Sekarang ini, kebutuhan bahan baku susu segar dalam negeri untuk susu olahan di kisaran 3,8 juta ton. Tren ini semakin besar, namun ironisnya, kemampuan peternak lokal memasok bahan baku susu segar semakin rendah. Dengan produksi 798.000 ton, susu segar dalam negeri (SSDN) hanya mampu memasok 18 persen dari kebutuhan nasional sehingga sebagian besar masih harus diimpor, yaitu sebesar 3 juta ton atau 82 persen.
Susu yang dimpor itu dalam bentuk skim milk powder, anhydrous milk fat, dan butter milk powder dari berbagai negara, seperti Australia, Selandia Baru, Amerika Serikat, dan Uni Eropa.
Pertumbunan produksi susu juga cenderung mengalami penurunan karena berbagai sebab, antara lain berkurangnya minat petani untuk beternak sapi perah, masih tradisionalnya pengelolaan usaha sapi perah, skala usaha yang kecil, tidak ada subsidi bagi peternak susu dan jaminan harga dasar penjualan susu.
Penurunan produksi susu nasional sudah terjadi sejak keluarnya Inpres No.4 Tahun 1998 yang mencabut Inpres 02 Tahun 1985 tentang Persusuan sehingga tidak ada lagi kewajiban industri pengolahan susu untuk menampung hasil susu peternakan rakyat.

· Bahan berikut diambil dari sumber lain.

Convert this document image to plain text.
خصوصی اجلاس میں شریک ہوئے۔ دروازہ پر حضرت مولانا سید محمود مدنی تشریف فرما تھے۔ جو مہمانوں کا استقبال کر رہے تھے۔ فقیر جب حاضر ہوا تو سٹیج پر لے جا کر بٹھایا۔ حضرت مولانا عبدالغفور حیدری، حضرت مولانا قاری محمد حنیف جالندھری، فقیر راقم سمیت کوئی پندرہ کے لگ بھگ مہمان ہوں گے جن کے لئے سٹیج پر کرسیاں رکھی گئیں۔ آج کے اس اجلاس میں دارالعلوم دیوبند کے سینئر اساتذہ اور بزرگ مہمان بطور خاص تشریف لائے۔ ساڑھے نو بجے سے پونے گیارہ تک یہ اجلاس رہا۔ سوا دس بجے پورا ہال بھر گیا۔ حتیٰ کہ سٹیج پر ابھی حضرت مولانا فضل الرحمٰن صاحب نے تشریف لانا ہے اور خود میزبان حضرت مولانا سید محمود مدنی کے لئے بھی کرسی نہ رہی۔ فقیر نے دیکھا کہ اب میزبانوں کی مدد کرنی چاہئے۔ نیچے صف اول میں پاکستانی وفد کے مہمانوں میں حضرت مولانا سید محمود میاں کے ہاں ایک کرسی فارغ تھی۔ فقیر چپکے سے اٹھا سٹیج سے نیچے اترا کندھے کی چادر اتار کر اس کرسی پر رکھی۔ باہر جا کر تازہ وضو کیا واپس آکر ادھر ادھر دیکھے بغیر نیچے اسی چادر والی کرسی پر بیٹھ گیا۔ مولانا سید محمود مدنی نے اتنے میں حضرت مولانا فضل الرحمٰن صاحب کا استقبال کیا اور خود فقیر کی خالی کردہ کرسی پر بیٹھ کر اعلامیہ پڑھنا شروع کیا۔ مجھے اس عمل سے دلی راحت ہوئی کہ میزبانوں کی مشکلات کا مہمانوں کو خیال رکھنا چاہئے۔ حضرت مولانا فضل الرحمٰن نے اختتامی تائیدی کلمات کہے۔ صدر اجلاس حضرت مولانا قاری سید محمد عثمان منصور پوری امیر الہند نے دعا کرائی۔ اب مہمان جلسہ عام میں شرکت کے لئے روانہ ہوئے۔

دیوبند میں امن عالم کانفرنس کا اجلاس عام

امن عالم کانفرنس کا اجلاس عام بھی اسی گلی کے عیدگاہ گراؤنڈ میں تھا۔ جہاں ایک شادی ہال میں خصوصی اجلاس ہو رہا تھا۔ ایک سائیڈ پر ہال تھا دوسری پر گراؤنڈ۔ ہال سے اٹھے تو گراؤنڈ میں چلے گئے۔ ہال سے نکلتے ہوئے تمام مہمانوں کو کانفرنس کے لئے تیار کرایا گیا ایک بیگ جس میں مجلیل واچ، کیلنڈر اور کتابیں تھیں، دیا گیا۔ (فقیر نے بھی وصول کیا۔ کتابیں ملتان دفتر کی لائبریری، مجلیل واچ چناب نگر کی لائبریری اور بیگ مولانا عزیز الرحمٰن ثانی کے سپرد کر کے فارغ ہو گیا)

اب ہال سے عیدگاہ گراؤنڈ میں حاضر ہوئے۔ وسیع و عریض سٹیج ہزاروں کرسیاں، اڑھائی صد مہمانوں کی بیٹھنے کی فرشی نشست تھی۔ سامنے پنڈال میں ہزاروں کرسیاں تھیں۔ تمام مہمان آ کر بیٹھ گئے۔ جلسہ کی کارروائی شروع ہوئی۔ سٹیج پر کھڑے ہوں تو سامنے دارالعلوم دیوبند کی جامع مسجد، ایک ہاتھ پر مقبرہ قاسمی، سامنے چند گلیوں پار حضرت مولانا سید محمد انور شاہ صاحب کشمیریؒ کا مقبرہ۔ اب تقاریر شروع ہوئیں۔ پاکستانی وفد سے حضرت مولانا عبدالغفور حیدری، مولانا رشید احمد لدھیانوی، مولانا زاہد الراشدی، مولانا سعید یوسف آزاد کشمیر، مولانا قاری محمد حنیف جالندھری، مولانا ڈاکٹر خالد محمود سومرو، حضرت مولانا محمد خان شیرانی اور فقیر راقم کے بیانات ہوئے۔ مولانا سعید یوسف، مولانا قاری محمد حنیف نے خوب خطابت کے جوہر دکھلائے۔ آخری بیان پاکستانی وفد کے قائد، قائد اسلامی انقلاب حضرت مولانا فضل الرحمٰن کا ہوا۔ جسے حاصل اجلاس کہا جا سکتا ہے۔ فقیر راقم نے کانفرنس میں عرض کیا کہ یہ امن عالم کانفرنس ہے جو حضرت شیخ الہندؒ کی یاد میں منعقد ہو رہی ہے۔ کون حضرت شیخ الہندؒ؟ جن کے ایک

Posisi industri pengolahan susu menjadi jauh lebih kuat dibandingkan peternak, karena industri pengolahan susu mempunyai pilihan untuk memenuhi bahan baku yang dibutuhkan, yaitu susu segar dari dalam negeri maupun dari impor. Lebih menguntungkan tentu dengan melakukan impor karena harga susu dunia lebih rendah dibanding susu di dalam negeri.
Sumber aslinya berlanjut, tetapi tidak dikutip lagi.